In 1974, Oberkollbach and Igelsloch were merged into Oberreichenbach to form a new municipality that was further expanded on 1 January 1975 with Würzbach.

==Geography==
The municipality (Gemeinde) of Oberreichenbach is situated in the district of Calw, in Baden-Württemberg, one of the 16 States of the Federal Republic of Germany. Oberreichenbach is physically located on the plateaus and in the valleys of the Enz and Nagold. Roughly half of its municipal area is in the Grinde to the west, while the other half is in the Black Forest to the east. Elevation above sea level in the municipal area ranges from a high of 728 m Normalnull (NN) to a low of 460 m NN.

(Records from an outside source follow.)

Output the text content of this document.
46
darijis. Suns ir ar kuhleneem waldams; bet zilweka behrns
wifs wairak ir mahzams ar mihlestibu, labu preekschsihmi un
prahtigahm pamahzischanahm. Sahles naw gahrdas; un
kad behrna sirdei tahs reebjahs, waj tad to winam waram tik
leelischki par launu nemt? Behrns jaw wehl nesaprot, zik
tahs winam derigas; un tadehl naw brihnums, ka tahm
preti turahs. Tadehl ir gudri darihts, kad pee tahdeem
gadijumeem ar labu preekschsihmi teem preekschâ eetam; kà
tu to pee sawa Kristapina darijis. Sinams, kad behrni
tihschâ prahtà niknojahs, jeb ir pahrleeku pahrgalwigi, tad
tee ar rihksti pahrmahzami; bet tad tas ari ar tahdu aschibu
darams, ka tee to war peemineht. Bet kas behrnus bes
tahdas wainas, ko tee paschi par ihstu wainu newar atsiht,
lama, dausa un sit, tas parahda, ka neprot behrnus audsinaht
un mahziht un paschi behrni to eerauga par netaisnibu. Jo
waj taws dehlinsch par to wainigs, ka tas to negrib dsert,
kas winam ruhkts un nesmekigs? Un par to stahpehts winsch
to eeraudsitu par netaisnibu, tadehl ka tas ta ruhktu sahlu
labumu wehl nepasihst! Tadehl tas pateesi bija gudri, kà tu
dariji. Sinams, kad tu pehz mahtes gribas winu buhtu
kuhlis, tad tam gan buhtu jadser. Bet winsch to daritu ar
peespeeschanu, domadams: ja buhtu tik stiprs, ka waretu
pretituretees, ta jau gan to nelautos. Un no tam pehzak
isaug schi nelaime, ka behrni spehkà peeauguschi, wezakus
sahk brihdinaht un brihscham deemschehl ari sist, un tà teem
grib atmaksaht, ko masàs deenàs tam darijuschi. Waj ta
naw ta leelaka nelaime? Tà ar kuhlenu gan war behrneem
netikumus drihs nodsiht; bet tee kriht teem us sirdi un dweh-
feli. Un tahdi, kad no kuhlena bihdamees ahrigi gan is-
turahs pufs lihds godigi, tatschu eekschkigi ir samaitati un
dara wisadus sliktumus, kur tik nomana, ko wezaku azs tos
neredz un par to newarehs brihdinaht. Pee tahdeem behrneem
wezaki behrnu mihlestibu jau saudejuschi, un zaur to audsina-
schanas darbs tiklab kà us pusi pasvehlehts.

Portions of the Federally protected Hesel, Brand, and Kohl missen and Waldmoor-Torfstich nature reserves are located in Oberreichenbach's municipal area.

== Demographics ==
Population development:

| Year | Inhabitants |
|---|---|
| 1990 | 2,645 |
| 2001 | 2,856 |
| 2011 | 2,799 |
| 2021 | 2,931 |

==Politics==
Oberreichenbach has four boroughs (Ortsteile), Igelsloch, Oberkollbach, Obrerreichenbach, and Würzbach, and four villages: Kunstmühle, Naislach, Siehdichfür, Unterkollbach. In addition, the minor administrative unit of Eberspiel and the abandoned village of Oberwürzbach are found in the municipal area. Oberreichenbach is in a mutually-beneficial municipal association with the city of Calw.

===Coat of arms===
Oberreichenbach's municipal coat of arms shows four green fir trees rooted to a field of yellow, above a blue, wavy fess and a checkboard pattern of five red squares and five yellow squares at the base of the blazon. This pattern is largely a combination of the coats of arms of Oberkollbach and Würzbach, as Oberreichenbach did not actually have a coat of arms. The wavy fess is a reference to the names Oberreichenbach, Oberkollbach, Würzbach, and Unterkollbach, as bach means "stream" in German. The four trees reference the Black Forest and references the name Igelsloch, derived from "loh", an old German word for "forest". The checkerboard pattern is taken from the arms of the Lords of Zavelstein. The municipal coat of arms was approved by the Calw district office on 5 September 1983.

==Transportation==
Oberreichenbach is connected to Germany's network of roadways by Bundesstraße 296. Local public transportation is provided by the Verkehrsgesellschaft Bäderkreis Calw.